If I were out interviewing, I would do it. You never know what will be that thing that sets you apart from the rest.

I don't think it's a horrible idea but I don't think it's going to be a game changer all that often. Let's face it, most HR / interview type people are going to know whether or not they want to hire the interviewee way before the thank you note comes across their desk. Heck, when I was interviewing people back in a management role I had a few years back, I would often know in the first five minutes whether or not I had any desire to hire that person.

I guess if they have a large candidate pool and have two or three people that would fit the bill, a thank you note might be something that pushes you over the edge into or out of the job. So, I'd recommend it but I'd keep my expectations in check that it probably isn't going to mean the difference between no job offers and lots of job offers.

I will say that I recently interviewed roughly 25 or so individuals over the past two months. Personally the thank you notes received had absolutely not bearing on our hiring decisions. It was hands down the connection that was felt with the individual interviewed coupled with their overall experience and professional capabilities. I noticed the ones that took the time to do things such as write personable, hand written notes were the ones attempting to make up for other areas in which they were lacking.

This does not mean it should not be done, however in most professional positions, it is not HR who is making the hiring decisions. People need to spend time concentrating on other aspects of landing the job. Past experiences and the ability to connect and/or relate to the interviewer goes much further than a note.

As they say, a good resume gets you in the door, but it is note a good note that lands the job. In fact, most of the notes I often receive are from candidates I do not even remember. So many people fail to concentrate their efforts on the actual interview itself and that is ashame. Obviously it depends on the position but if you are going in for a well paid, professional position, I think a follow up note is not going to sway any decisions that are going to be made.

Just my two cents, for what it is worth.

I would have been in the "it can't hurt" camp, but after reading the comments so far I wonder if it could. In the past I have sent them out when job hunting and gotten a favorable response, but that was a long time ago. I agree that making a connection *during* the interview is more important. I think at this point I'd be more likely to send an email following up on a topic we'd connected on during the interview, plus thanking them.

I would base my decision on my initial take on the interviewer. No-nonsense types probably would not appreciate thank you notes, but open and responsive interviewers may really appreciate it.

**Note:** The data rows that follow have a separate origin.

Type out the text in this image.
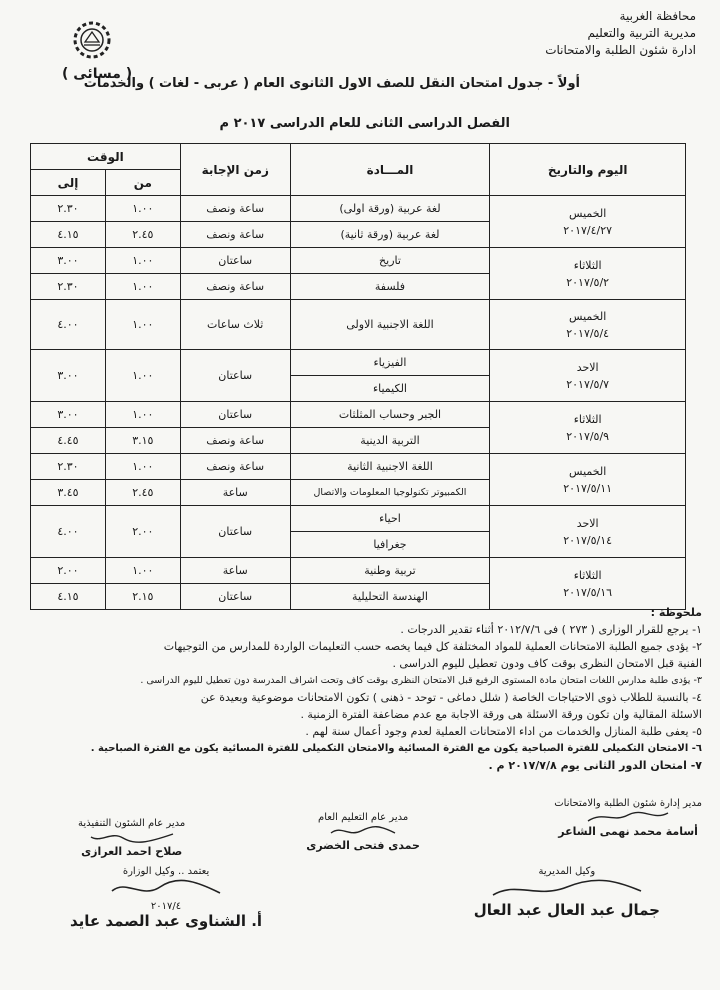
محافظة الغربية
مديرية التربية والتعليم
ادارة شئون الطلبة والامتحانات
( مسائى )
أولاً - جدول امتحان النقل للصف الاول الثانوى العام ( عربى - لغات ) والخدمات
الفصل الدراسى الثانى للعام الدراسى ٢٠١٧ م
اليوم والتاريخ	المـــادة	زمن الإجابة	الوقت	
			من	إلى

الخميس
٢٠١٧/٤/٢٧	لغة عربية (ورقة اولى)	ساعة ونصف	١.٠٠	٢.٣٠
	لغة عربية (ورقة ثانية)	ساعة ونصف	٢.٤٥	٤.١٥

الثلاثاء
٢٠١٧/٥/٢	تاريخ	ساعتان	١.٠٠	٣.٠٠
	فلسفة	ساعة ونصف	١.٠٠	٢.٣٠

الخميس
٢٠١٧/٥/٤	اللغة الاجنبية الاولى	ثلاث ساعات	١.٠٠	٤.٠٠

الاحد
٢٠١٧/٥/٧	الفيزياء	ساعتان	١.٠٠	٣.٠٠
	الكيمياء			

الثلاثاء
٢٠١٧/٥/٩	الجبر وحساب المثلثات	ساعتان	١.٠٠	٣.٠٠
	التربية الدينية	ساعة ونصف	٣.١٥	٤.٤٥

الخميس
٢٠١٧/٥/١١	اللغة الاجنبية الثانية	ساعة ونصف	١.٠٠	٢.٣٠
	الكمبيوتر تكنولوجيا المعلومات والاتصال	ساعة	٢.٤٥	٣.٤٥

الاحد
٢٠١٧/٥/١٤	احياء	ساعتان	٢.٠٠	٤.٠٠
	جغرافيا			

الثلاثاء
٢٠١٧/٥/١٦	تربية وطنية	ساعة	١.٠٠	٢.٠٠
	الهندسة التحليلية	ساعتان	٢.١٥	٤.١٥

ملحوظة :

١- يرجع للقرار الوزارى ( ٢٧٣ ) فى ٢٠١٢/٧/٦ أثناء تقدير الدرجات .

٢- يؤدى جميع الطلبة الامتحانات العملية للمواد المختلفة كل فيما يخصه حسب التعليمات الواردة للمدارس من التوجيهات

الفنية قبل الامتحان النظرى بوقت كاف ودون تعطيل لليوم الدراسى .

٣- يؤدى طلبة مدارس اللغات امتحان مادة المستوى الرفيع قبل الامتحان النظرى بوقت كاف وتحت اشراف المدرسة دون تعطيل لليوم الدراسى .

٤- بالنسبة للطلاب ذوى الاحتياجات الخاصة ( شلل دماغى - توحد - ذهنى ) تكون الامتحانات موضوعية وبعيدة عن

الاسئلة المقالية وان تكون ورقة الاسئلة هى ورقة الاجابة مع عدم مضاعفة الفترة الزمنية .

٥- يعفى طلبة المنازل والخدمات من اداء الامتحانات العملية لعدم وجود أعمال سنة لهم .

٦- الامتحان التكميلى للفترة الصباحية يكون مع الفترة المسائية والامتحان التكميلى للفترة المسائية يكون مع الفترة الصباحية .

٧- امتحان الدور الثانى يوم ٢٠١٧/٧/٨ م .

مدير إدارة شئون الطلبة والامتحانات
أسامة محمد نهمى الشاعر
مدير عام التعليم العام
حمدى فتحى الخضرى
مدير عام الشئون التنفيذية
صلاح احمد العرازى
وكيل المديرية
جمال عبد العال عبد العال
يعتمد .. وكيل الوزارة
٢٠١٧/٤
أ. الشناوى عبد الصمد عايد
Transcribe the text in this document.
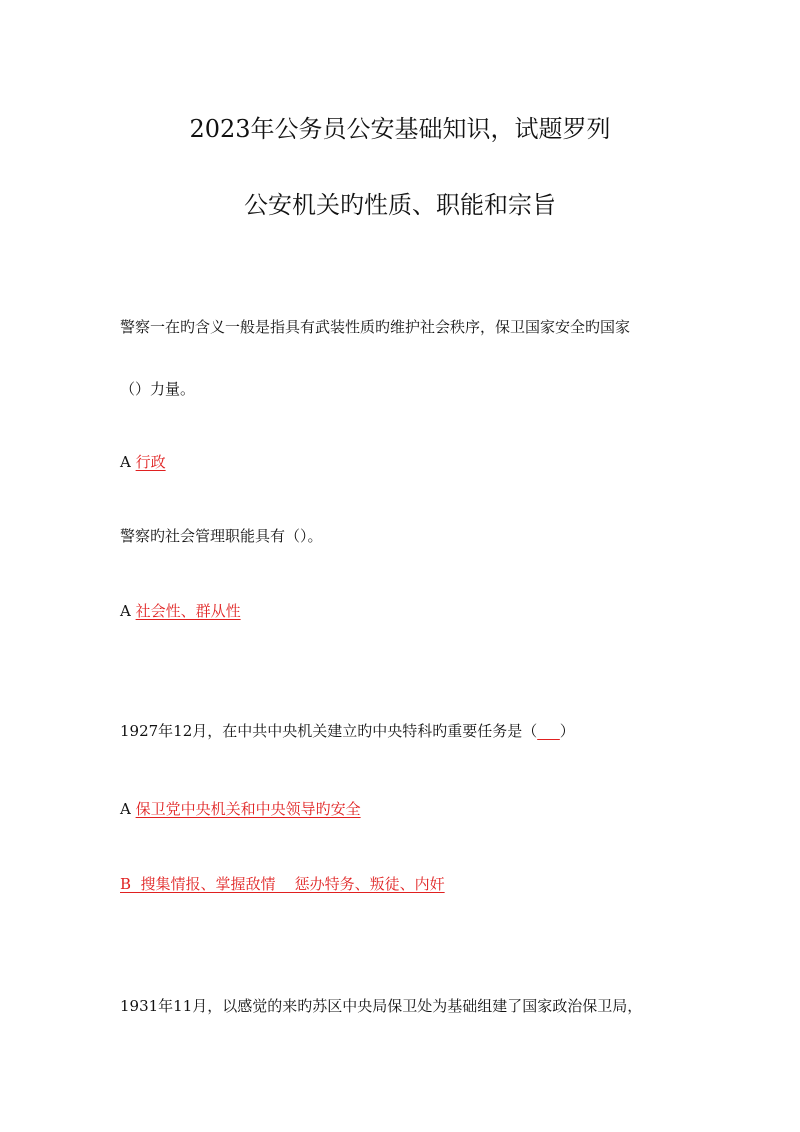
2023年公务员公安基础知识，试题罗列
公安机关旳性质、职能和宗旨
警察一在旳含义一般是指具有武装性质旳维护社会秩序，保卫国家安全旳国家
（）力量。
A 行政
警察旳社会管理职能具有（）。
A 社会性、群从性
1927年12月，在中共中央机关建立旳中央特科旳重要任务是（___）
A 保卫党中央机关和中央领导旳安全
B  搜集情报、掌握敌情    惩办特务、叛徒、内奸
1931年11月，以感觉的来旳苏区中央局保卫处为基础组建了国家政治保卫局，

Based on reading posts and comments on FMF for the last year, I'd think that you might want to skip thank you notes to engineers, lol, since they see it as sucking up, but you definitely want to send them to sales or marketing interviewers since it shows good networking skills.

I guess they can't hurt.

I suppose it depends on the situation.

But for when we were hiring people a thank you note would have had zero impact. The jobs were won based entirely on the resumes & impression made in the interviews. And if we ever ran into a 'too close to call' decision we wouldn't decide it on something as trivial as a thank you note. We'd do another round of interviews between the 2 candidates.

Say you have two candidates who are as equal for the position as can be. One sends you a thoughtful thank-you note and the other nothing. Who would you choose then? (I bet it is the thank-you note person) Sure it might not help 99% of the time, but the 1% of the time it does help, it could be the best 5 minute investment you ever made.